–Reviewed by Bethany W. Pope–
Every so often life brims over with terror. Your mother dies from an aneurysm, falling down and flattening her nose in the middle of the grocery store, while you were picking out a carton of yoghurt. Your dog slips its collar just in time to be struck by a truck that’s travelling too fast down a road it should never have been on. You come down with what you think is just a bad cold, some sickness you cannot shake, you go to the doctor expecting to receive antibiotics and instead they tell you that you’ve got cancer, or aids. Most people have a difficult time living through such events, they struggle simply to keep breathing, maintain the pulse which thrums through their veins. Some people are noble enough to take such news like a blow to the face, stare down the horror which assails them and transform it, blazing, into art. Noah Stetzer has done just that with his first pamphlet.

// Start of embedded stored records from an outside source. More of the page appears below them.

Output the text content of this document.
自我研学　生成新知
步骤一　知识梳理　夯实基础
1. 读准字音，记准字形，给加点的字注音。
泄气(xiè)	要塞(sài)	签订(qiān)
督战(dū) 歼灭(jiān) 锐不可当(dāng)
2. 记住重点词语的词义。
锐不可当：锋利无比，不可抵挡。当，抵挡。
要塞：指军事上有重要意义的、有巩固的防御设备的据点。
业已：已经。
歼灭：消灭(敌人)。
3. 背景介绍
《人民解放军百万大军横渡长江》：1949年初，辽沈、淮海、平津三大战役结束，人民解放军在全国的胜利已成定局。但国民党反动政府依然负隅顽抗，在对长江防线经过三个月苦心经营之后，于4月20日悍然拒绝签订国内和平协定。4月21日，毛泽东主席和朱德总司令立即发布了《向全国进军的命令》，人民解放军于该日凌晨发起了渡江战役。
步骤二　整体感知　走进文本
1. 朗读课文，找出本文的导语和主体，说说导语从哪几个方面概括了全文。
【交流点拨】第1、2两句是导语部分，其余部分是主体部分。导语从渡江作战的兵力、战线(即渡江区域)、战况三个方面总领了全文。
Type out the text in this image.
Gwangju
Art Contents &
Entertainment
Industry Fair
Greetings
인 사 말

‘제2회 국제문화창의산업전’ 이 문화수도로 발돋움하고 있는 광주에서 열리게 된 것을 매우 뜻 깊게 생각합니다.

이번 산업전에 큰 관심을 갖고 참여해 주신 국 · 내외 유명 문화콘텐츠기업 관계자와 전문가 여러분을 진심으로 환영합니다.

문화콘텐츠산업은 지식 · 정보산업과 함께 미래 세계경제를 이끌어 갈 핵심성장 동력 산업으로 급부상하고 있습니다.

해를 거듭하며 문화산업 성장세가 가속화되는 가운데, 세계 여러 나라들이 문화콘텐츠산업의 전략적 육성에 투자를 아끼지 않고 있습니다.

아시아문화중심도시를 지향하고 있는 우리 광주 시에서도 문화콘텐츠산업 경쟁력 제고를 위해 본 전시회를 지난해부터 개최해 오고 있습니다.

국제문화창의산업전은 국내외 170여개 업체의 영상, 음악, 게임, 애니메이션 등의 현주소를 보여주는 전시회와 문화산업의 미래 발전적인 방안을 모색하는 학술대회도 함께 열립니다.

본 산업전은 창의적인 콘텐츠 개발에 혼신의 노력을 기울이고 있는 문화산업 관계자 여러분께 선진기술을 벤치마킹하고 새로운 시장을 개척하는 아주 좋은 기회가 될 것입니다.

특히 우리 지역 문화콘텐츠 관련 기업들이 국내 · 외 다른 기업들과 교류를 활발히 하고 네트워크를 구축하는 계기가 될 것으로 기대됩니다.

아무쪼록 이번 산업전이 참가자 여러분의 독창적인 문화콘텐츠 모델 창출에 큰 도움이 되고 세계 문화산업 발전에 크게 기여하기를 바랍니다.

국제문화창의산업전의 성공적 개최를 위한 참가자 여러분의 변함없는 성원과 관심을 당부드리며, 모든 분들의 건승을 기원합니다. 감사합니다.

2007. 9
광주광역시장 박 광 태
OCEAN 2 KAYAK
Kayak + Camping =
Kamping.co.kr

Because I Can See Needing A Knife centres on the daily struggle of living with a high virus-load of HIV. Its poems treat hospital stays, daily procedures, the indignity of peeing in public, the grief of parents, and the vast, unthought of, penalties of marital love. The tone of the poems is one of just-the-facts reporting. There is no hysteria here, no torn-cloth wailing (this in keeping with much writing by the shocked victims of trauma) just a slightly mournful laying out of the things which have happened.
This artful reportage flourishes in ‘Signals’, a poem which explores the indignity of trying to use the toilet while trapped in intensive care. The reader is presented with a careful catalogue of descriptions, delineating the herculean task of using a portable urinal:
Wobbly on your feet, this is careful work, a spilling
hazard and circus feat with siphoning chest tubes
strung up to the wall and down to the floor,
and IV drips fastened from your wrists to the rack;
a web of wires stuck with epoxy onto your hairy
chest sending signals down the hall. You’re what’s on TV
tonight at the nurses’ station
There’s no self pity, here, no lamenting. This is the sort of task that life, the hot, murderous thing we all cling to, requires of the speaker now. The reason for the struggle, and the consequences of victory, are laid out in lines that have been delicately polished to appear so plain:
You are standing in the dark because your body
won’t let you pee lying down. Like a high
wire walker you have climbed carefully down from the bed,
each cord and tube accounted for, your breath’s now
a little short, the jug in one hand the other gripping
the rail when all the lights flash on and the nurses rush in.
The narrative of the pamphlet follows the speaker in and out of hospital, fighting an enemy who attacks in unceasing waves. ‘Dusting’ takes place in an interlude while the tide is out. In this poem, the speaker is taking the dog he adopted with his husband to a vet for a second opinion, in the hopes of overturning a cancer diagnosis. The undercurrent of the poem is an awareness of how terrible it would be for the husband to suffer the death of his spouse and his dog in one turn of the calendar. The poem is formally very interesting. The lines are easily three times too long to fit onto an ordinary page, and so this leaf of the book is folded over down the centre. Once opened, the pain sprawled, understated and infinite, the poem creates an inescapable landscape of loss:
I call you from the car with the second opinion & that maybe four weeks at best but he’s comfortable & who knows, miracles can happen
& I explain that we’ll give him his pills & that we’ll watch for the terrible signs the nice vet listed & we laugh too hard at words like cancer
& say “I’ll see you at home.” Wipers too fast and the heat up too high, I keep careful car-lengths & make my turns slow;
I imagine I’m learning what you already know,
about an awful kind of waiting, cause we both know you’re the driver & I am the dog.
As a reader and a reviewer, I have blazed my way through over fifty pamphlets in the last year. This was the only one which brought me to tears. It takes self-control, a delicate hand, and unflinching bravery to write your way through trauma and to make that writing art. Noah Stetzer has more than managed it. Pick this pamphlet up.